So, the FSB is reporting another major success. They say they have detained “natives of Central Asia” who were planning terrorist attacks on May 9 and were allegedly even preparing to shoot participants in the “Immortal Regiment” march (an annual Victory Day procession in memory of relatives who fought in World War II).
And the media are feeding us all sorts of details about how these villains infiltrated Russian territory on orders from ISIS.
But an important correction needs to be made right away: no one from Central Asia has to “infiltrate” Russia. All they have to do is buy a ticket using their national passport and get on a plane—and they can bring in instructions from ISIS or even from the Nicaraguan Contras. No control, no background or association checks, no serious screening, no real chance of being denied entry.
So why is it that people can so easily come here from countries bordering Afghanistan and other places with high terrorist risk, and then plan to gun down demonstrators?
Because one V. V. Putin and his pocket party, United Russia, have long and consistently rejected every proposal to introduce a visa regime with the countries of Central Asia. They keep spouting nonsense about the legacy of the USSR, a common space, and shared benefits.
“It will alienate the former Soviet republics.” To hell with that. What does it even mean to “alienate the republics”? Alienate them where? Finland and Russia have a visa regime. Who alienated whom, and where to? You go to the embassy, fill out a form, get photographed, give your fingerprints, they check you, and they issue a visa—no alienation involved.

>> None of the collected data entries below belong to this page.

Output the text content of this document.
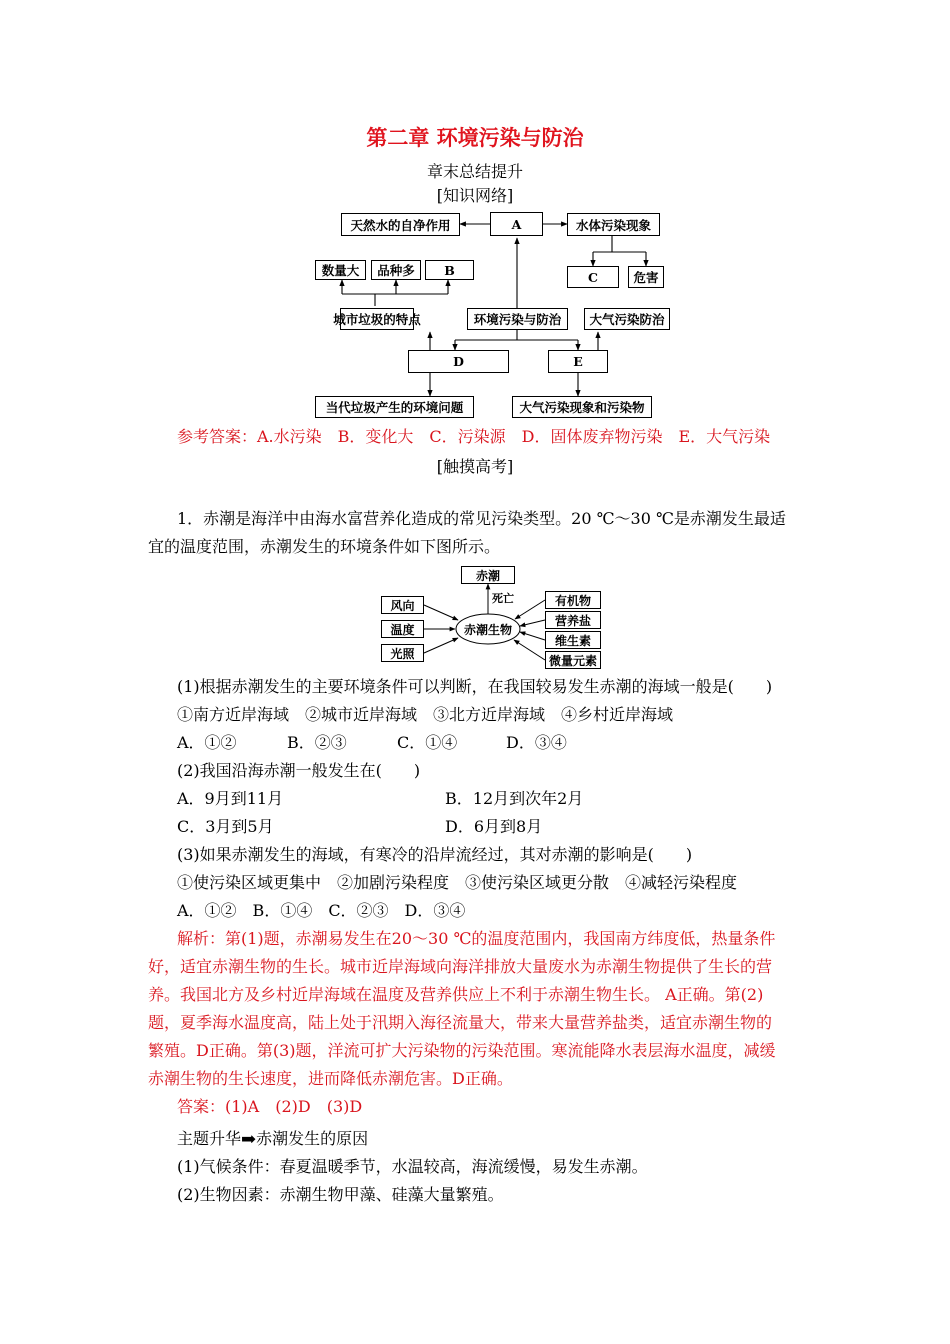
第二章 环境污染与防治
章末总结提升
[知识网络]
天然水的自净作用	A	水体污染现象
数量大	品种多	B	C	危害
城市垃圾的特点	环境污染与防治	大气污染防治
D	E
当代垃圾产生的环境问题	大气污染现象和污染物
参考答案：A.水污染　B．变化大　C．污染源　D．固体废弃物污染　E．大气污染
[触摸高考]
1．赤潮是海洋中由海水富营养化造成的常见污染类型。20 ℃～30 ℃是赤潮发生最适
宜的温度范围，赤潮发生的环境条件如下图所示。
赤潮
死亡
赤潮生物
风向
温度
光照
有机物
营养盐
维生素
微量元素
(1)根据赤潮发生的主要环境条件可以判断，在我国较易发生赤潮的海域一般是(　　)
①南方近岸海域　②城市近岸海域　③北方近岸海域　④乡村近岸海域
A．①②	B．②③	C．①④	D．③④
(2)我国沿海赤潮一般发生在(　　)
A．9月到11月	B．12月到次年2月
C．3月到5月	D．6月到8月
(3)如果赤潮发生的海域，有寒冷的沿岸流经过，其对赤潮的影响是(　　)
①使污染区域更集中　②加剧污染程度　③使污染区域更分散　④减轻污染程度
A．①②　B．①④　C．②③　D．③④
解析：第(1)题，赤潮易发生在20～30 ℃的温度范围内，我国南方纬度低，热量条件
好，适宜赤潮生物的生长。城市近岸海域向海洋排放大量废水为赤潮生物提供了生长的营
养。我国北方及乡村近岸海域在温度及营养供应上不利于赤潮生物生长。 A正确。第(2)
题，夏季海水温度高，陆上处于汛期入海径流量大，带来大量营养盐类，适宜赤潮生物的
繁殖。D正确。第(3)题，洋流可扩大污染物的污染范围。寒流能降水表层海水温度，减缓
赤潮生物的生长速度，进而降低赤潮危害。D正确。
答案：(1)A　(2)D　(3)D
主题升华➡赤潮发生的原因
(1)气候条件：春夏温暖季节，水温较高，海流缓慢，易发生赤潮。
(2)生物因素：赤潮生物甲藻、硅藻大量繁殖。
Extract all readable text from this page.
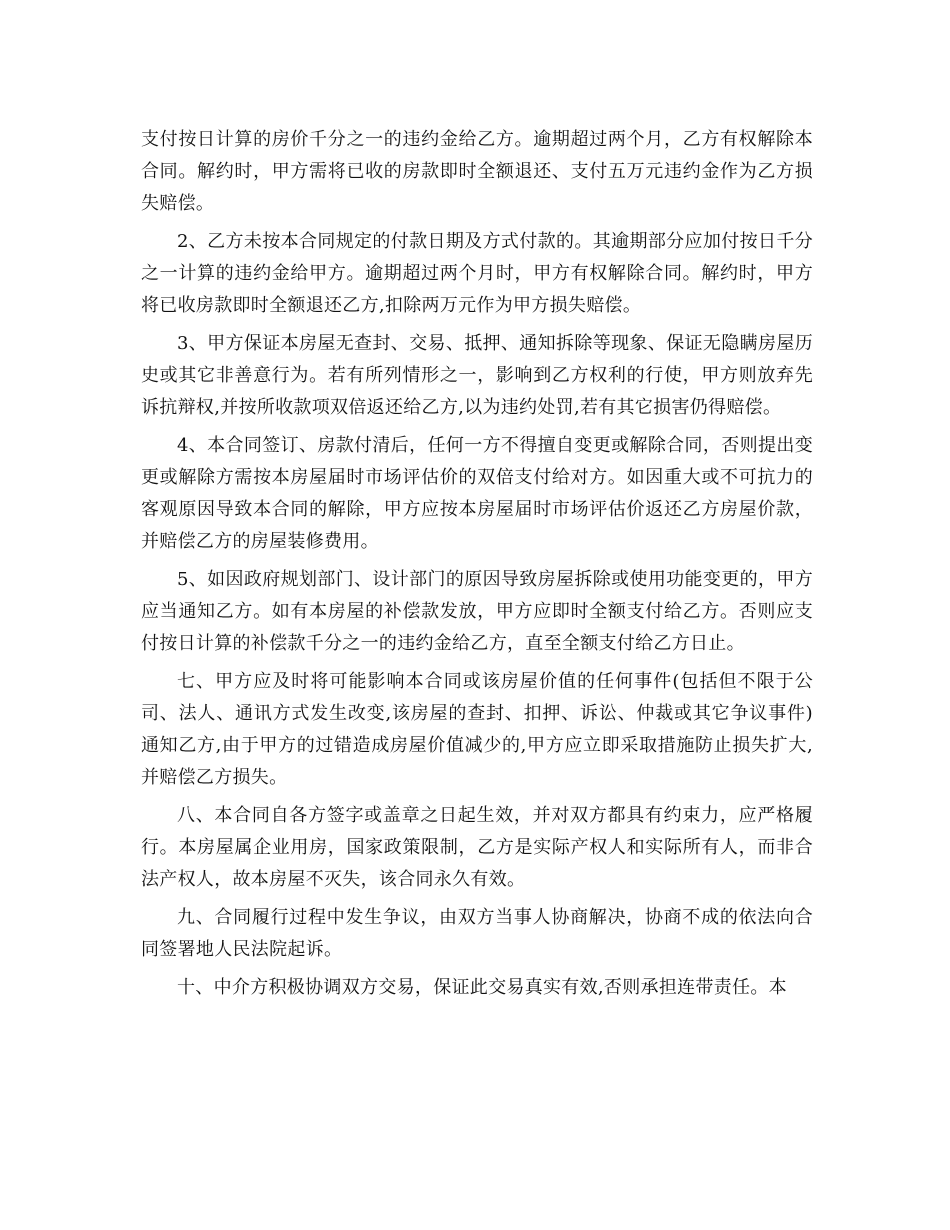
支付按日计算的房价千分之一的违约金给乙方。逾期超过两个月，乙方有权解除本合同。解约时，甲方需将已收的房款即时全额退还、支付五万元违约金作为乙方损失赔偿。

2、乙方未按本合同规定的付款日期及方式付款的。其逾期部分应加付按日千分之一计算的违约金给甲方。逾期超过两个月时，甲方有权解除合同。解约时，甲方将已收房款即时全额退还乙方,扣除两万元作为甲方损失赔偿。

3、甲方保证本房屋无查封、交易、抵押、通知拆除等现象、保证无隐瞒房屋历史或其它非善意行为。若有所列情形之一，影响到乙方权利的行使，甲方则放弃先诉抗辩权,并按所收款项双倍返还给乙方,以为违约处罚,若有其它损害仍得赔偿。

4、本合同签订、房款付清后，任何一方不得擅自变更或解除合同，否则提出变更或解除方需按本房屋届时市场评估价的双倍支付给对方。如因重大或不可抗力的客观原因导致本合同的解除，甲方应按本房屋届时市场评估价返还乙方房屋价款，并赔偿乙方的房屋装修费用。

5、如因政府规划部门、设计部门的原因导致房屋拆除或使用功能变更的，甲方应当通知乙方。如有本房屋的补偿款发放，甲方应即时全额支付给乙方。否则应支付按日计算的补偿款千分之一的违约金给乙方，直至全额支付给乙方日止。

七、甲方应及时将可能影响本合同或该房屋价值的任何事件(包括但不限于公司、法人、通讯方式发生改变,该房屋的查封、扣押、诉讼、仲裁或其它争议事件)通知乙方,由于甲方的过错造成房屋价值减少的,甲方应立即采取措施防止损失扩大,并赔偿乙方损失。

八、本合同自各方签字或盖章之日起生效，并对双方都具有约束力，应严格履行。本房屋属企业用房，国家政策限制，乙方是实际产权人和实际所有人，而非合法产权人，故本房屋不灭失，该合同永久有效。

九、合同履行过程中发生争议，由双方当事人协商解决，协商不成的依法向合同签署地人民法院起诉。

十、中介方积极协调双方交易，保证此交易真实有效,否则承担连带责任。本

I don’t know what benefit I’m supposed to get from the fact that people from Norway can enter only with a visa, while people from Tajikistan can come even without an international passport.
I would rate the likelihood of terrorists coming from Norway as lower. I would rate the likelihood of heroin being smuggled in from Iceland as lower. I would rate the likelihood of a refugee flow from Luxembourg as lower than from Uzbekistan.
And yet with Norway, Iceland, and Luxembourg we have barriers and borders, while with Uzbekistan we do not.
So when reading reports about “terrorists who infiltrated from Central Asia,” keep this in mind: it’s not that the terrorists slipped in unhindered, but that Putin and United Russia let them in unhindered. They acted as accomplices to the crime.